People with multi-morbidities have to take a range of drugs: one or more for each disease. But whether drugs developed to treat single diseases are effective in patients with multi-morbidity is a matter of debate. In some patients, their body attacks the drug as though it were a pathogen. In other patients, the treatment causes [side effects] that are worse than the disease being treated, including an increased risk of infection.
A new class of drugs, so-called disease-modifying anti-rheumatic drugs, are being used to treat rheumatoid arthritis. These drugs treat the underlying disease rather than just ease the symptoms. This is a major advance, but at least 40% of the people taking them won’t see an improvement in their symptoms. This is probably because most patients have another disease, which may stop the drug working properly.
The root of the problem in developing all new medicines lies in the tendency to research, diagnose and treat diseases as a single entity. The single disease approach goes right back to the way biology is taught at school and university.
Multi-morbidity is the norm
A growing number of medical researchers think we should learn from disease combinations. This may seem like an impossible task, given the number of possible combinations, but some combinations are very common, such as heart disease and high blood pressure.
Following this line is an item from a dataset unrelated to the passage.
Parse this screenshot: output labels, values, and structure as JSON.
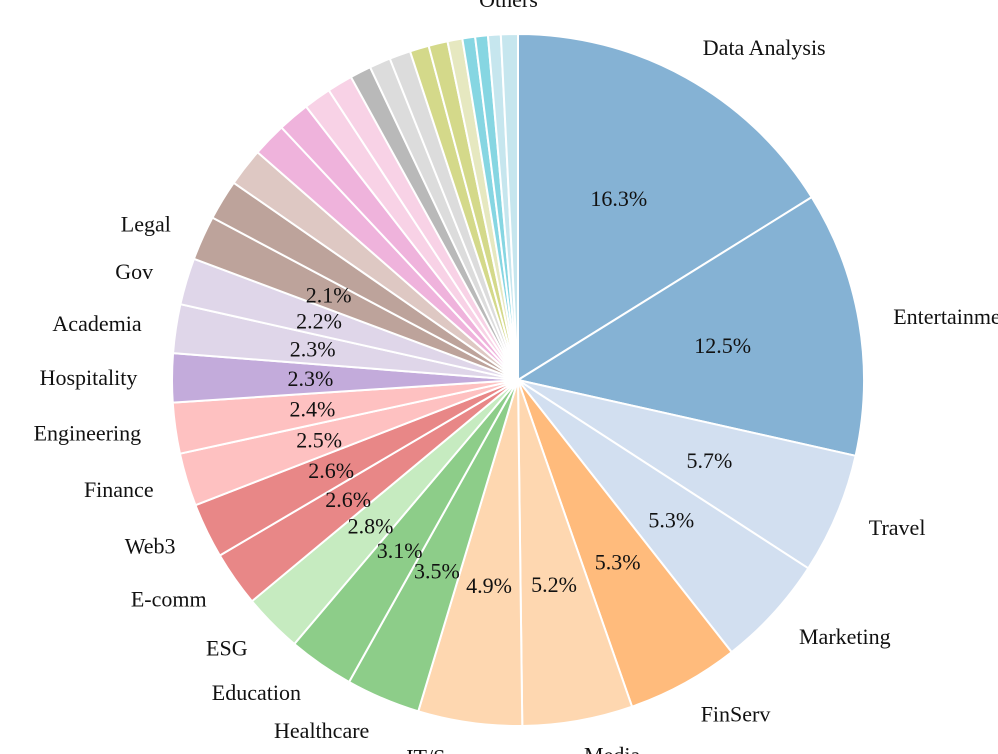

And not taking multi-morbidities into account affects every stage of introducing a new drug, from its discovery to testing it in patients.
The decision to develop a new drug is based on the careful analysis of thousands of patient groups. But these groups are not divided based on the presence of other existing diseases. By not grouping patients based on pre-existing conditions, many relevant new drugs specific for particular disease combinations may be missed.
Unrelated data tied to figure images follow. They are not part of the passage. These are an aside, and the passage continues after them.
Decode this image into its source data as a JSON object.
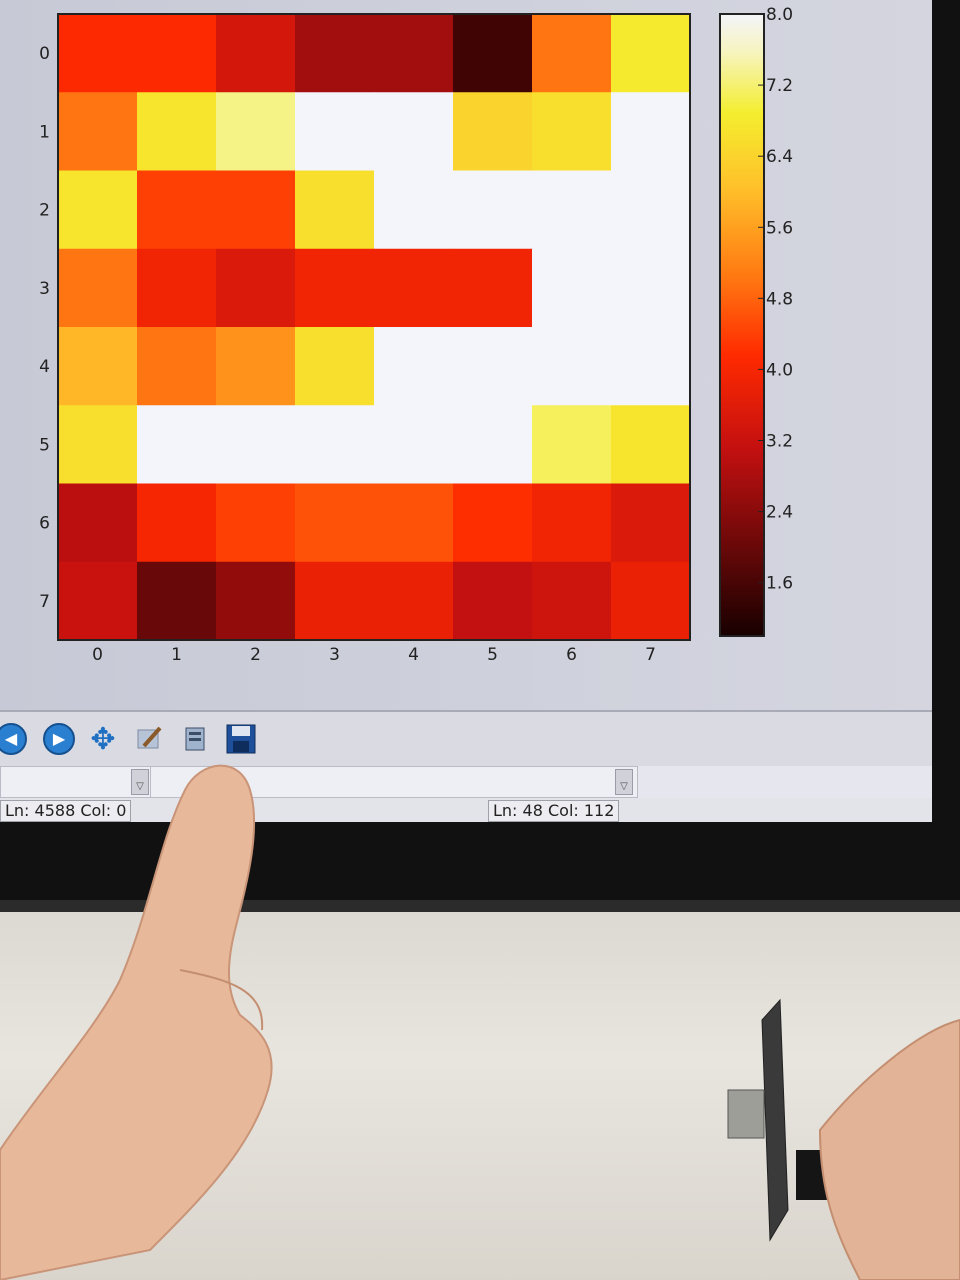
{
  "chart_data": {
    "type": "heatmap",
    "title": "",
    "xlabel": "",
    "ylabel": "",
    "colormap": "hot",
    "x_tick_labels": [
      "0",
      "1",
      "2",
      "3",
      "4",
      "5",
      "6",
      "7"
    ],
    "y_tick_labels": [
      "0",
      "1",
      "2",
      "3",
      "4",
      "5",
      "6",
      "7"
    ],
    "values": [
      [
        4.1,
        4.1,
        3.4,
        2.7,
        2.7,
        1.5,
        5.0,
        6.8
      ],
      [
        5.0,
        6.7,
        7.3,
        8.0,
        8.0,
        6.4,
        6.6,
        8.0
      ],
      [
        6.7,
        4.4,
        4.4,
        6.6,
        8.0,
        8.0,
        8.0,
        8.0
      ],
      [
        5.0,
        3.9,
        3.5,
        3.9,
        3.9,
        3.9,
        8.0,
        8.0
      ],
      [
        5.9,
        5.0,
        5.4,
        6.6,
        8.0,
        8.0,
        8.0,
        8.0
      ],
      [
        6.6,
        8.0,
        8.0,
        8.0,
        8.0,
        8.0,
        7.1,
        6.7
      ],
      [
        3.0,
        4.0,
        4.4,
        4.6,
        4.6,
        4.2,
        3.9,
        3.5
      ],
      [
        3.2,
        2.0,
        2.5,
        3.8,
        3.8,
        3.1,
        3.3,
        3.8
      ]
    ],
    "colorbar": {
      "min": 1.0,
      "max": 8.0,
      "tick_labels": [
        "8.0",
        "7.2",
        "6.4",
        "5.6",
        "4.8",
        "4.0",
        "3.2",
        "2.4",
        "1.6"
      ]
    }
  },
  "toolbar": {
    "icons": [
      "back-arrow-icon",
      "forward-arrow-icon",
      "pan-move-icon",
      "edit-icon",
      "configure-icon",
      "save-disk-icon"
    ],
    "back_glyph": "◀",
    "forward_glyph": "▶",
    "pan_glyph": "✥"
  },
  "status": {
    "left": "Ln: 4588 Col: 0",
    "right": "Ln: 48 Col: 112"
  }
}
Once new drugs have been developed, they are first tested in animal models of a particular disease or in tissue culture, containing an individual cell type. There is no guarantee that this type of test is relevant for human disease, and there is also no guarantee that relevant drugs won’t be missed that might have worked in more complex disease combinations.
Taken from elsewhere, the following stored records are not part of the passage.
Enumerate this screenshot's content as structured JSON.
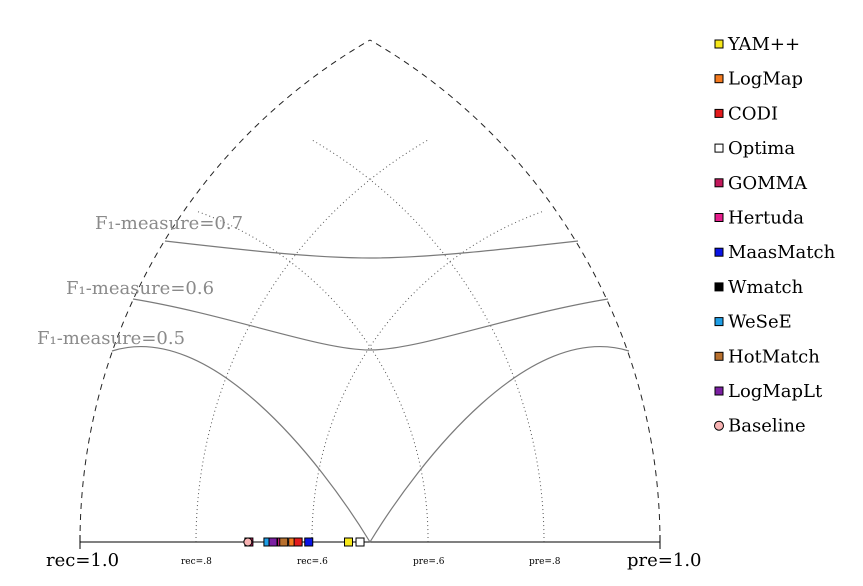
{
  "chart_data": {
    "type": "scatter",
    "axis_labels": {
      "rec_end": "rec=1.0",
      "pre_end": "pre=1.0",
      "rec_08": "rec=.8",
      "rec_06": "rec=.6",
      "pre_06": "pre=.6",
      "pre_08": "pre=.8"
    },
    "f_measure_labels": [
      "F₁-measure=0.7",
      "F₁-measure=0.6",
      "F₁-measure=0.5"
    ],
    "f_measure_values": [
      0.7,
      0.6,
      0.5
    ],
    "legend_position": "right",
    "series": [
      {
        "name": "YAM++",
        "color": "#f7e81a",
        "marker": "square",
        "precision": 0.78,
        "recall": 0.65
      },
      {
        "name": "LogMap",
        "color": "#f47a1f",
        "marker": "square",
        "precision": 0.88,
        "recall": 0.47
      },
      {
        "name": "CODI",
        "color": "#e31a1c",
        "marker": "square",
        "precision": 0.85,
        "recall": 0.48
      },
      {
        "name": "Optima",
        "color": "#ffffff",
        "marker": "square",
        "precision": 0.59,
        "recall": 0.55
      },
      {
        "name": "GOMMA",
        "color": "#c2185b",
        "marker": "square",
        "precision": 0.93,
        "recall": 0.35
      },
      {
        "name": "Hertuda",
        "color": "#e61e8c",
        "marker": "square",
        "precision": 0.8,
        "recall": 0.4
      },
      {
        "name": "MaasMatch",
        "color": "#0a14e6",
        "marker": "square",
        "precision": 0.68,
        "recall": 0.44
      },
      {
        "name": "Wmatch",
        "color": "#000000",
        "marker": "square",
        "precision": 0.8,
        "recall": 0.39
      },
      {
        "name": "WeSeE",
        "color": "#1e9ee6",
        "marker": "square",
        "precision": 0.82,
        "recall": 0.38
      },
      {
        "name": "HotMatch",
        "color": "#b8702e",
        "marker": "square",
        "precision": 0.75,
        "recall": 0.4
      },
      {
        "name": "LogMapLt",
        "color": "#7b1fa2",
        "marker": "square",
        "precision": 0.75,
        "recall": 0.37
      },
      {
        "name": "Baseline",
        "color": "#f7b2b2",
        "marker": "circle",
        "precision": 0.88,
        "recall": 0.34
      }
    ]
  }
}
Multi-morbidities are also not taken into account when new drugs are tested in patients. Remarkably, the patients who have the most severe disease combinations, and are the most problematic to treat, are mostly excluded from clinical trials. In coronary heart disease, for example, on average, 69% of patients with multi-mobidities are excluded from clinical trials because clinicians are wary of making their disease even worse. Yet these are the patients that most need the treatment. Also, how the drug works may differ in patients with one disease compared with patients with more than one disease.
The situation is even worse for dementia patients where 95% have other diseases, yet in 86% of trials, patients with other conditions are excluded. Instead, recruitment for clinical trials picks those patients who are potentially less affected by the disease in question, as they do not have any of the commonly associated multi-morbidities, which could also mean they are in a younger age group that responds differently to the drug.
Appetite for a new approach
Is it any wonder that little progress has been made in the treatment of the most debilitating conditions affecting the human race? New targets for drugs should not be chosen irrespective of what else is wrong with the patient. Rather patients with a particular disease should be sub-categorized and studied based on the other diseases they have, and treatment specifically tested and tailored to their needs.
Also, science funding bodies and the pharmaceutical industry should drive the development of new animal and tissue culture models in which to test new drugs that encompass patient disease complexity. There is an appetite among researchers for this approach, but the momentum needs to increase.